I recently bought a wheel truing stand so I can keep my bike rolling smoothly. As machinery goes, it is a piece of art. Made in Germany with beautiful finishing and very tight tolerances, it is as much sculpture as it is a practical tool.
The problem is that not only are they made in Germany, but they can only be bought in Germany. As in, in Euros. You know—that currency that back in 2014 was $1.39 to buy €1.00? That one.
Imagine my delight when I was able to buy it at the exchange rate on October 27, 2022. $1.00 was now worth slightly more than a Euro. What happened and what does this mean?
The dollar has risen for several reasons. The first is that money tends to go where it is treated best. Interest rates in the United States are relatively more attractive than many other developed market countries. For example, the US 10-year yielded just over 4% as of 10/26 (1). Meanwhile in Germany, the equivalent 10-year Bund has a yield of 2.1% (2). Foreigners have been shifting money to dollars and supporting the exchange rate. The second reason is that historically investors have used the dollar as a haven in times of economic uncertainty, and uncertainty can be found in abundance around the world today. This helps explain the dollar’s rise of 17.7% over the past 12 months, according to the DXY tracks tracked by MarketWatch.
What does this mean for us?
We in the United States are privileged that the dollar is the world’s largest exchange and reserve. As a result, we don’t experience these exchange rate fluctuations the same way as those in other currency countries do. We experience a rising dollar a bit like a person in a boat tied to a fixed dock might experience a rising tide. Everything in the boat remains the same as the tide rises, but the objects on the shore fall lower from our perspective. On the other hand, if you’re standing on the dock, the rising tide makes reaching up to the boat a little harder.

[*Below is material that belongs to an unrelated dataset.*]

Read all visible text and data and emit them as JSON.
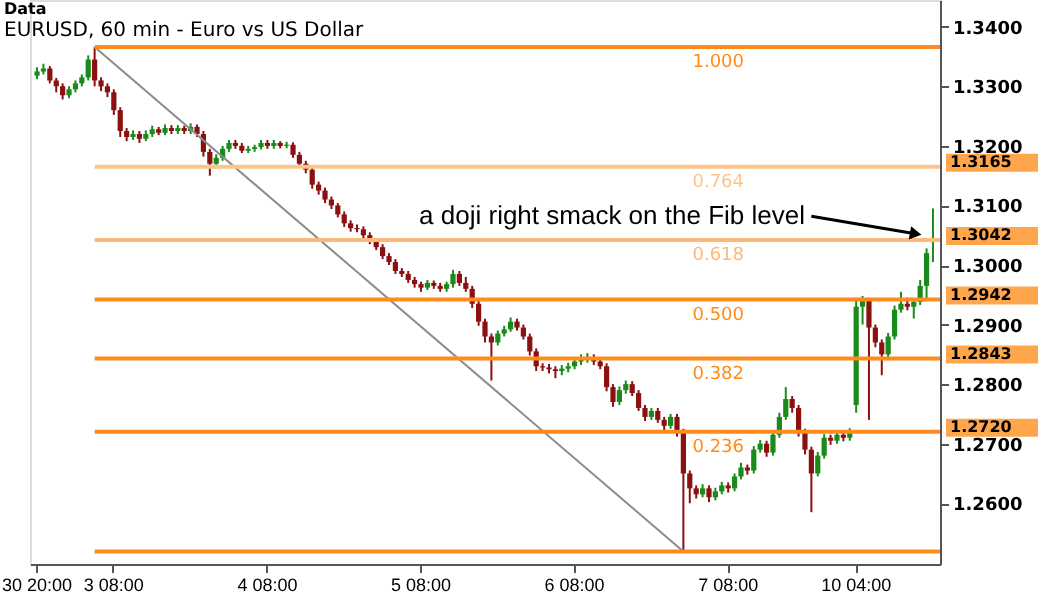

As consumers, the rising dollar helps by making goods we buy from abroad less expensive in dollar terms. My truing stand from Germany is a perfect example. My spending money also goes farther if I decide to vacation abroad when I convert my dollars to a higher number of Euros, pounds, etc. if the other currency has fallen relatively to the dollar. Consumption of overseas goods and services is cheaper.
As an investor, the rapid rise in the dollar has complex implications. An investment in a foreign currency denominated asset such as foreign stocks, real estate, or bonds becomes worth less simply because of the change in the exchange rate. US based investments are not immediately affected by the exchange rate, because—to use our earlier example—they are in the same boat as we are, rising on the same tide.
Companies in our stock market are affected in several different ways. Supplies or labor purchased abroad becomes cheaper and may improve profitability, but their goods become more expensive to foreign consumers which may hurt sales. The actual impact on a company depends on the combination of these and other factors.
The rapidly rising dollar has given foreign stocks a significant headwind so far in 2022. Investors should remember that trends can reverse, and diversification will continue to play an important role. If the dollar trend reverses, a falling dollar could increase the value of foreign assets, increase the cost of goods and services purchased overseas, and increase the profits of companies selling to customers abroad.